The installer automatically configures the shell to make conda-installed tools
accessible, so no further configuration is necessary. Once Conda is installed,
the DataLad package can be installed from the conda-forge
channel:
$ conda install -c conda-forge datalad
In general, all of DataLad’s software dependencies are automatically installed, too. This makes a conda-based deployment very convenient. A from-scratch DataLad installation on a HPC system, as a normal user, is done in three lines:
$ wget https://repo.anaconda.com/miniconda/Miniconda3-latest-Linux-x86_64.sh
$ bash Miniconda3-latest-Linux-x86_64.sh
# acknowledge license, keep everything at default
$ conda install -c conda-forge datalad
In case a dependency is not available from Conda (e.g., there is no git-annex package for Windows in Conda), please refer to the platform-specific instructions above.
To update an existing installation with conda, use:
$ conda update datalad
Install Unix command-line tools on Windows with Conda
On Windows, many Unix command-line tools such as cp
that a frequently
used in this handbook are not available by default. You can get a good set
of tools by installing condas m2-base
package via conda
install m2-base
.
The DataLad installer also supports setting up a Conda environment, in case a suitable Python version is already available.
3.3.5. Using Python’s package manager pip
¶
As mentioned above, DataLad can be installed via Python’s package manager pip. pip
comes with any Python distribution
from python.org, and is available as a system-package
in nearly all GNU/Linux distributions.
If you have Python and pip
set up, to automatically install DataLad and
most of its software dependencies, type
$ pip install datalad
If this results in a permission denied
error, you can install DataLad into
a user’s home directory:
$ pip install --user datalad
On some systems, in particular macOS, you may need to call pip3
instead of pip
:
$ pip3 install datalad
# or, in case of a "permission denied error":
$ pip3 install --user datalad
An existing installation can be upgraded with pip install -U datalad
.
pip
is not able to install non-Python software, such as 7-zip or
git-annex. But you can install the DataLad installer via a pip
install datalad-installer
. This is a command-line tool that aids installation
of DataLad and its key software dependencies on a range of platforms.
3.4. Initial configuration¶
Initial configurations only concern the setup of a Git identity. If you are a Git-user, you should hence be good to go.

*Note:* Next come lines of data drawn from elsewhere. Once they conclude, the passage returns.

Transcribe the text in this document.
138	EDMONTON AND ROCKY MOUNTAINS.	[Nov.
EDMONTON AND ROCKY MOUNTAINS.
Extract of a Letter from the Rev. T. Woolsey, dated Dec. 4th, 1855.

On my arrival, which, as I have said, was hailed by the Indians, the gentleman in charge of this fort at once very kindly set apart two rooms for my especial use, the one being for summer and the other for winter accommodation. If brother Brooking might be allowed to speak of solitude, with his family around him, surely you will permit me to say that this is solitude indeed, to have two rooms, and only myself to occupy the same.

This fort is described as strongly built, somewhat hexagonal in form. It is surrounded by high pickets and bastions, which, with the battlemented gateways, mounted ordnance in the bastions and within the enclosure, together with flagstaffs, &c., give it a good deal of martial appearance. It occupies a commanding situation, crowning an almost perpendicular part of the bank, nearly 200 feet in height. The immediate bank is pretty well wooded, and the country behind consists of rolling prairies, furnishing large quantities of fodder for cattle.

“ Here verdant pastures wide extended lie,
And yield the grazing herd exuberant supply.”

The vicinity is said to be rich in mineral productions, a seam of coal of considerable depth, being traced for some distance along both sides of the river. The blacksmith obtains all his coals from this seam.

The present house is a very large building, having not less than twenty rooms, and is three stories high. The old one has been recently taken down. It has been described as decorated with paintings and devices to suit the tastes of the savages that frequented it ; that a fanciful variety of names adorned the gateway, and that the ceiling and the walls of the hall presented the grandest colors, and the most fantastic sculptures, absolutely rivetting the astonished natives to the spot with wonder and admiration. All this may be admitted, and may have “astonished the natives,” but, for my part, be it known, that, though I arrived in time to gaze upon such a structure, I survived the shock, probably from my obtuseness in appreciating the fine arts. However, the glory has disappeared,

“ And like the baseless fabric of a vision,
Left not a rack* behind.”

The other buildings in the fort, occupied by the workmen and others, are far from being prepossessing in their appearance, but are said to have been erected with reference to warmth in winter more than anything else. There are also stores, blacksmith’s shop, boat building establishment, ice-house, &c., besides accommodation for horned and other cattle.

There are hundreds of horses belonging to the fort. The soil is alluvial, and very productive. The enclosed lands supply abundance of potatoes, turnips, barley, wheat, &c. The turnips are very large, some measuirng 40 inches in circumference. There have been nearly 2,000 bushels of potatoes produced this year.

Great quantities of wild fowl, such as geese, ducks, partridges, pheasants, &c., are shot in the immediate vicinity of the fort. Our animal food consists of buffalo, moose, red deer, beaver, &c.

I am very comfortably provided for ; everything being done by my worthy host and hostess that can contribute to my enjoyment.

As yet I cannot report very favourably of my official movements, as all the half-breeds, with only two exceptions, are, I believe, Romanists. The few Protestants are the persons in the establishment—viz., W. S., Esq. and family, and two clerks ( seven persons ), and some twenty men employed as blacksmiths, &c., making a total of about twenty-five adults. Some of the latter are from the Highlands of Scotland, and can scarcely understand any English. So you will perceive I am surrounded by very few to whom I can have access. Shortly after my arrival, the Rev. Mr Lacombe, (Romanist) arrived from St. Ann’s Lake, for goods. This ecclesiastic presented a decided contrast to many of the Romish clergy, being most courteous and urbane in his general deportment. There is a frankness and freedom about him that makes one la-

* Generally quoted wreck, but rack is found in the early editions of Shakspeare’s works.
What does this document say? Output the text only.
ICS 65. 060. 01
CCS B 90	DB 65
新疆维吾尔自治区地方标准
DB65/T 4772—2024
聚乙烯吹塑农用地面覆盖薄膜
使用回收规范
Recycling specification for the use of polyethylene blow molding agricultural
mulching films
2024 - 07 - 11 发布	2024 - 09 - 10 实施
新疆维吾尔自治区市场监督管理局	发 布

If you have not used the version control system Git before, you will need to
tell Git some information about you. This needs to be done only once.
In the following example, exchange Bob McBobFace
with your own name, and
bob@example.com
with your own email address.
# enter your home directory using the ~ shortcut
% cd ~
% git config --global --add user.name "Bob McBobFace"
% git config --global --add user.email bob@example.com
This information is used to track changes in the DataLad projects you will
be working on. Based on this information, changes you make are associated
with your name and email address, and you should use a real email address
and name – it does not establish a lot of trust nor is it helpful after a few
years if your history, especially in a collaborative project, shows
that changes were made by Anonymous
with the email
youdontgetmy@email.fu
.
And do not worry, you won’t get any emails from Git or DataLad.